Anybody else remember DivX, and the complaints that it would make it far too easy for studios to restrict when you could watch your movies? 15 or so years later, more and more people “rent” movies through streaming, and Netflix keeps announcing its “list of what movies are no longer available.” Who had the last laugh after all?
An interesting analysis on the interplay between factors related to seeing the difference. 1080p Does Matter – Here’s When (Screen Size vs. Viewing Distance vs. Resolution)
Our rooms didn’t get smaller 12 years ago when BR was introduced. for a good chunk of that time TVs in bigger sizes were still pretty expensive. Streaming was already gaining by the time prices were really coming down for the screen. Even then at 10 ft on a 50" screen you are just at the point where the difference between 720p and 1080p starts to show up. For a lot of people, for a lot of the time that BR has been on the market, there was a big cost to get the screen bigger or the need to set the room up suboptimally for everything but watching TV. Even with dropping prices it’s still not cost free to just go bigger on the TV.

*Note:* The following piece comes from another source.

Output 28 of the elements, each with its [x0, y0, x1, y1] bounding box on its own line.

One thing that has not been mentioned is that many, many computers were sold with DVD burners, which made for handy back-up and data portability. Some time since, we have been buried in a pile of keychain thingies and SD cards which have made the data usage applicability of discs decline precipitously. Few computers were sold with actual blu-ray burners, so that piggy-back effect never materialized. And the capacity was never comparable. They were aiming for 60Gb on a dual layer double sided disc, IIRC, which is really blown out of the water by solid-state storage devices that have become very inexpensive.